Posted by Ashley Little on May 10, 2016

3 Rules for Surviving Competition for Pole and Conduit OwnersIn the technology world, it seems that most large companies are busy becoming jacks-of-all-trades. Broadband and cable companies now offer "voice and communication" services (previously known as telephone in our past lives). The search result giant offers streaming media over gigabit fiber. The phone company offers cable television and internet. Today, just about every entity in the joint use arena is playing in someone else’s long-held sandbox.
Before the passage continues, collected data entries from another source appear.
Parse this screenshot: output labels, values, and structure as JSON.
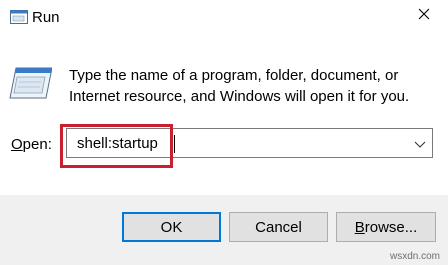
{
  "window": {
    "title": "Run",
    "app_icon": "run-icon",
    "close_icon": "close-icon"
  },
  "body": {
    "icon": "program-window-icon",
    "description": "Type the name of a program, folder, document, or Internet resource, and Windows will open it for you."
  },
  "open_field": {
    "label_mnemonic": "O",
    "label_rest": "pen:",
    "value": "shell:startup",
    "dropdown_icon": "chevron-down-icon"
  },
  "buttons": {
    "ok": "OK",
    "cancel": "Cancel",
    "browse_mnemonic": "B",
    "browse_rest": "rowse..."
  },
  "watermark": "wsxdn.com",
  "colors": {
    "highlight": "#c8202e",
    "focus": "#0078d7",
    "footer_bg": "#f0f0f0"
  }
}
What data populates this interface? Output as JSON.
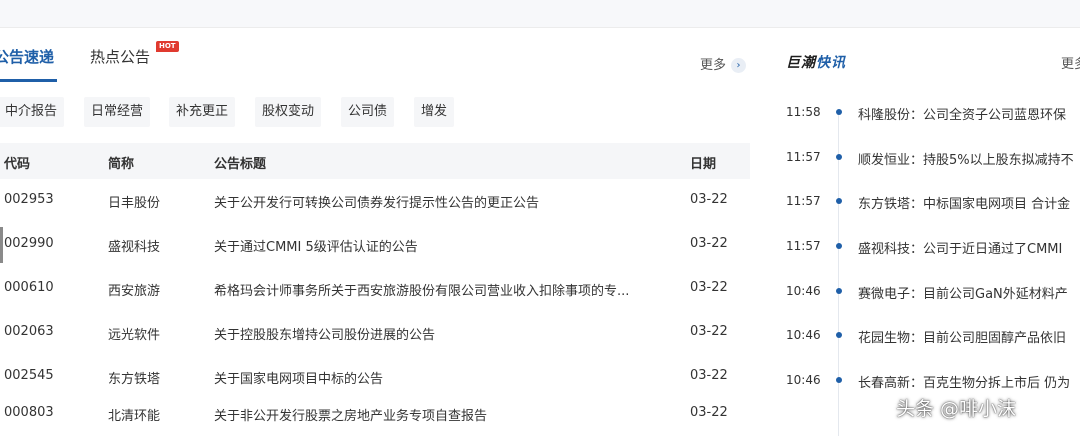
{
  "tabs": {
    "active": "公告速递",
    "hot": "热点公告",
    "hot_badge": "HOT",
    "more": "更多",
    "more_arrow": "›"
  },
  "filters": [
    "中介报告",
    "日常经营",
    "补充更正",
    "股权变动",
    "公司债",
    "增发"
  ],
  "table": {
    "headers": {
      "code": "代码",
      "name": "简称",
      "title": "公告标题",
      "date": "日期"
    },
    "rows": [
      {
        "code": "002953",
        "name": "日丰股份",
        "title": "关于公开发行可转换公司债券发行提示性公告的更正公告",
        "date": "03-22"
      },
      {
        "code": "002990",
        "name": "盛视科技",
        "title": "关于通过CMMI 5级评估认证的公告",
        "date": "03-22"
      },
      {
        "code": "000610",
        "name": "西安旅游",
        "title": "希格玛会计师事务所关于西安旅游股份有限公司营业收入扣除事项的专...",
        "date": "03-22"
      },
      {
        "code": "002063",
        "name": "远光软件",
        "title": "关于控股股东增持公司股份进展的公告",
        "date": "03-22"
      },
      {
        "code": "002545",
        "name": "东方铁塔",
        "title": "关于国家电网项目中标的公告",
        "date": "03-22"
      },
      {
        "code": "000803",
        "name": "北清环能",
        "title": "关于非公开发行股票之房地产业务专项自查报告",
        "date": "03-22"
      }
    ]
  },
  "news_panel": {
    "title_a": "巨潮",
    "title_b": "快讯",
    "more": "更多",
    "items": [
      {
        "time": "11:58",
        "text": "科隆股份：公司全资子公司蓝恩环保"
      },
      {
        "time": "11:57",
        "text": "顺发恒业：持股5%以上股东拟减持不"
      },
      {
        "time": "11:57",
        "text": "东方铁塔：中标国家电网项目 合计金"
      },
      {
        "time": "11:57",
        "text": "盛视科技：公司于近日通过了CMMI"
      },
      {
        "time": "10:46",
        "text": "赛微电子：目前公司GaN外延材料产"
      },
      {
        "time": "10:46",
        "text": "花园生物：目前公司胆固醇产品依旧"
      },
      {
        "time": "10:46",
        "text": "长春高新：百克生物分拆上市后 仍为"
      }
    ]
  },
  "watermark": "头条 @啡小沫",
  "colors": {
    "accent": "#1f5fa8",
    "hot": "#e03a2f",
    "header_bg": "#f5f6f8"
  }
}
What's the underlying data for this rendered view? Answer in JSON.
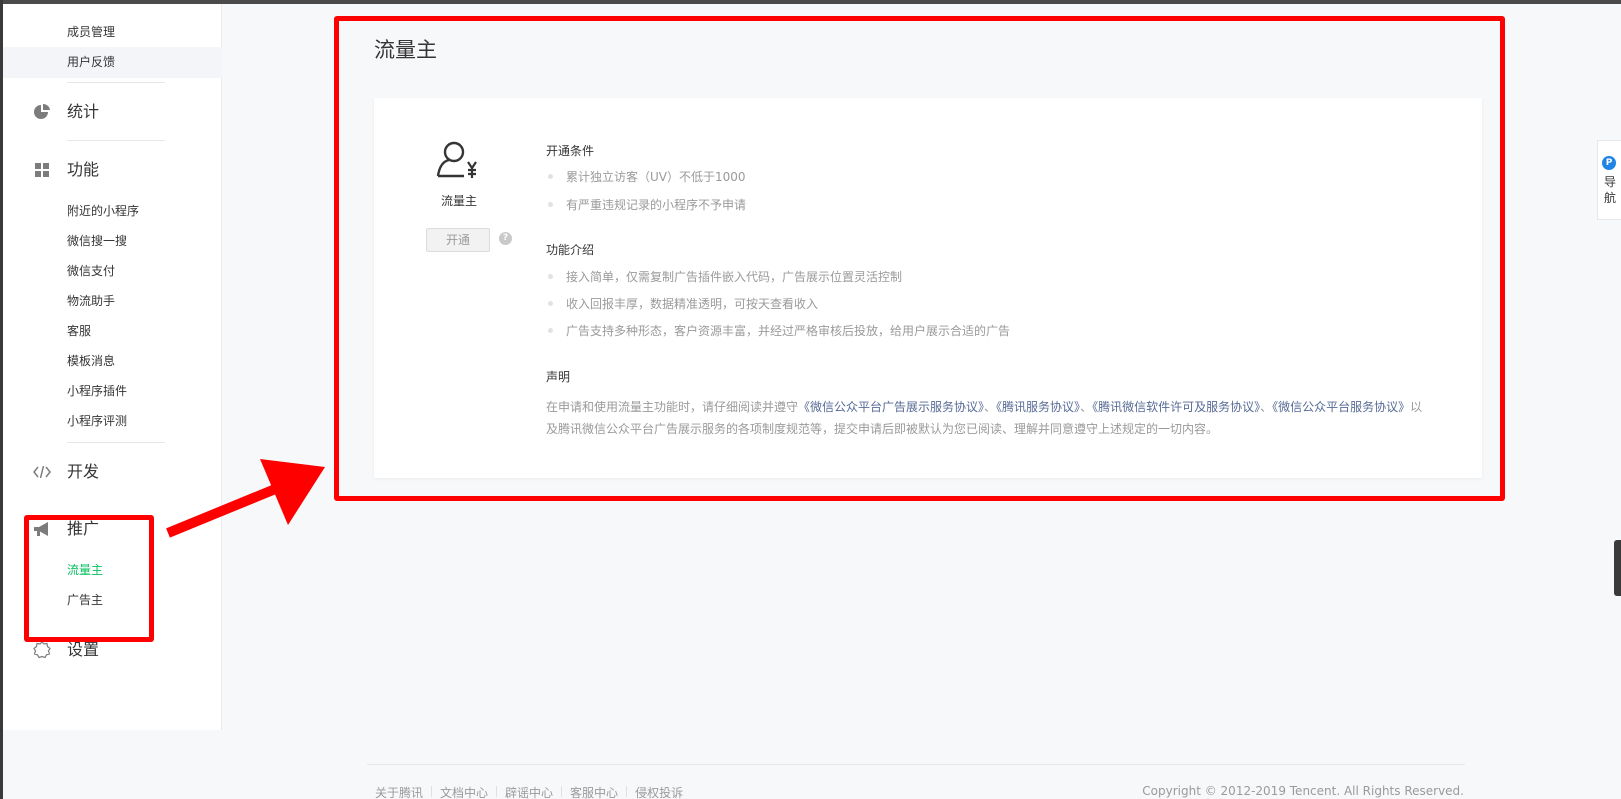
{
  "sidebar": {
    "top_items": [
      "成员管理",
      "用户反馈"
    ],
    "stats": "统计",
    "features": "功能",
    "feature_items": [
      "附近的小程序",
      "微信搜一搜",
      "微信支付",
      "物流助手",
      "客服",
      "模板消息",
      "小程序插件",
      "小程序评测"
    ],
    "develop": "开发",
    "promote": "推广",
    "promote_items": [
      "流量主",
      "广告主"
    ],
    "settings": "设置"
  },
  "page": {
    "title": "流量主",
    "card": {
      "name": "流量主",
      "open_button": "开通",
      "help_icon": "?",
      "conditions_title": "开通条件",
      "conditions": [
        "累计独立访客（UV）不低于1000",
        "有严重违规记录的小程序不予申请"
      ],
      "intro_title": "功能介绍",
      "intro": [
        "接入简单，仅需复制广告插件嵌入代码，广告展示位置灵活控制",
        "收入回报丰厚，数据精准透明，可按天查看收入",
        "广告支持多种形态，客户资源丰富，并经过严格审核后投放，给用户展示合适的广告"
      ],
      "statement_title": "声明",
      "statement_prefix": "在申请和使用流量主功能时，请仔细阅读并遵守",
      "statement_links": [
        "《微信公众平台广告展示服务协议》",
        "《腾讯服务协议》",
        "《腾讯微信软件许可及服务协议》",
        "《微信公众平台服务协议》"
      ],
      "statement_sep": "、",
      "statement_suffix": "以及腾讯微信公众平台广告展示服务的各项制度规范等，提交申请后即被默认为您已阅读、理解并同意遵守上述规定的一切内容。"
    }
  },
  "float_nav": {
    "icon": "P",
    "label": "导航"
  },
  "footer": {
    "links": [
      "关于腾讯",
      "文档中心",
      "辟谣中心",
      "客服中心",
      "侵权投诉"
    ],
    "copyright": "Copyright © 2012-2019 Tencent. All Rights Reserved."
  },
  "colors": {
    "accent": "#07c160",
    "link": "#576b95",
    "annotation": "#fe0000"
  }
}
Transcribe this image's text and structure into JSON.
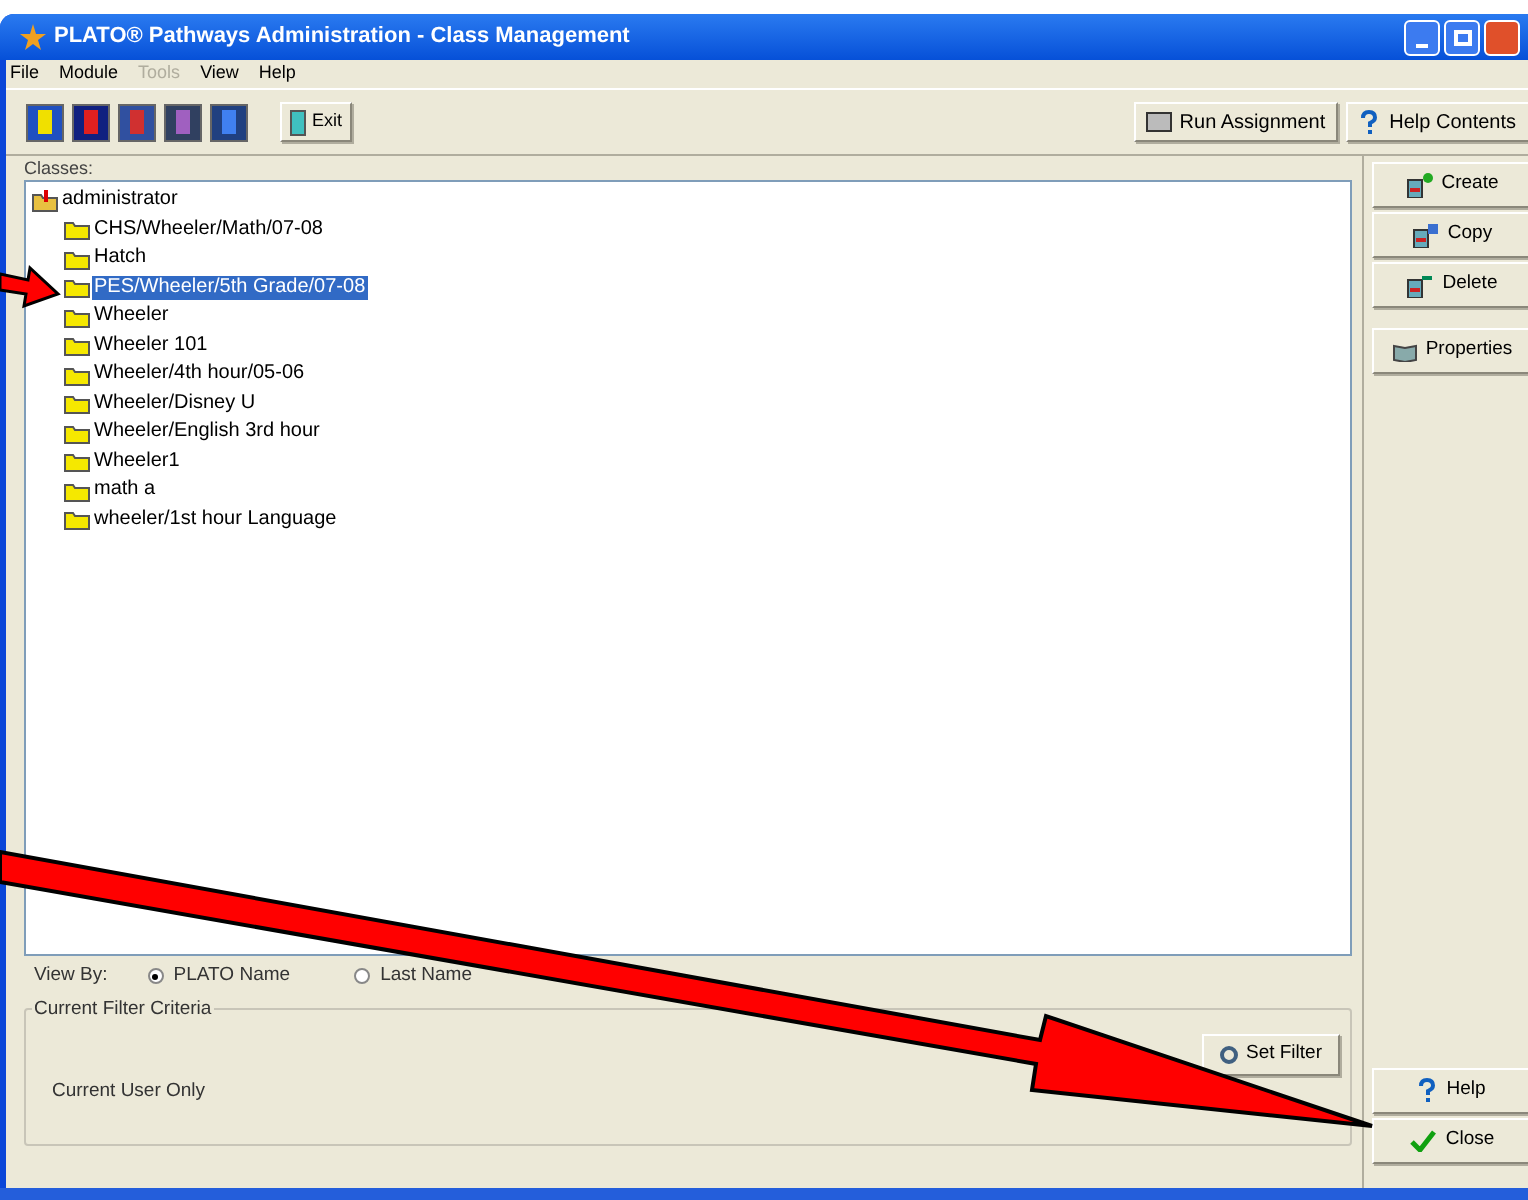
{
  "window": {
    "title": "PLATO® Pathways Administration - Class Management"
  },
  "menu": [
    {
      "label": "File",
      "disabled": false
    },
    {
      "label": "Module",
      "disabled": false
    },
    {
      "label": "Tools",
      "disabled": true
    },
    {
      "label": "View",
      "disabled": false
    },
    {
      "label": "Help",
      "disabled": false
    }
  ],
  "toolbar": {
    "exit": "Exit",
    "run_assignment": "Run Assignment",
    "help_contents": "Help Contents"
  },
  "classes": {
    "label": "Classes:",
    "tree": [
      {
        "label": "administrator",
        "selected": false,
        "children": [
          {
            "label": "CHS/Wheeler/Math/07-08",
            "selected": false
          },
          {
            "label": "Hatch",
            "selected": false
          },
          {
            "label": "PES/Wheeler/5th Grade/07-08",
            "selected": true
          },
          {
            "label": "Wheeler",
            "selected": false
          },
          {
            "label": "Wheeler 101",
            "selected": false
          },
          {
            "label": "Wheeler/4th hour/05-06",
            "selected": false
          },
          {
            "label": "Wheeler/Disney U",
            "selected": false
          },
          {
            "label": "Wheeler/English 3rd hour",
            "selected": false
          },
          {
            "label": "Wheeler1",
            "selected": false
          },
          {
            "label": "math a",
            "selected": false
          },
          {
            "label": "wheeler/1st hour Language",
            "selected": false
          }
        ]
      }
    ]
  },
  "view_by": {
    "label": "View By:",
    "options": [
      {
        "label": "PLATO Name",
        "selected": true
      },
      {
        "label": "Last Name",
        "selected": false
      }
    ]
  },
  "filter": {
    "title": "Current Filter Criteria",
    "value": "Current User Only",
    "button": "Set Filter"
  },
  "side_buttons": [
    "Create",
    "Copy",
    "Delete",
    "Properties"
  ],
  "bottom_buttons": [
    {
      "label": "Help",
      "kind": "help"
    },
    {
      "label": "Close",
      "kind": "close"
    }
  ]
}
It has not always been this way. A phone company was a phone company (and often also a utility pole owner when parity existed). The Comcasts and Time Warners of the world brought us Lifetime TV. Google used to just be a search engine. The situation was simpler. But today, as service offerings overlap between entities, pole owners are increasingly forced to compete for customers with their attachers.

What does this mean for the world of joint use? That good field asset management is more important than ever, lest a pole owning company find their competitors in a position to offer their brand of service at a lower rate, if not simply because they have neglected to pay for space in conduit vaults or on utility poles.

In light of this, we have defined three principles to keep in mind to help owners deal with this shift in landscape:

Rule 1: Field assessment is your friend.

If you do not know conclusively who is on your poles or in your vaults, you are most certainly losing revenue as well as creating competitive advantage for companies that offer similar services to yours. It is simple economics: Why would another company not charge less for service if they did not foot the bill for erecting and maintaining the poles or constructing the conduit? The idea is for owners to recoup that cost by charging rent—from everyone attached.

Rule 2: Relationships are king.

At its core, joint use has always been about relationships—partnership in the use of resources and the sharing of space. But now more than ever, it makes sense to cultivate favorable associations with attachers – and that means not being the guy who takes months to approve requests to attach, forcing otherwise rule-abiding companies to "beg forgiveness" rather than ask permission. One way to think of this is to consider other companies as partners, working together to provide service—not solely as competition.

Rule 3: Good field asset management is vital.

Finally, the most basic of actions can work to a pole owner’s advantage. Maintaining equipment well, removing double wood, and keeping up on service requests can all keep pole (and conduit) owners' businesses and service running efficiently and cost-effectively. Consider it the "apple a day" approach: creating a strong foundation of business health is perhaps the best defense against competition in the long run.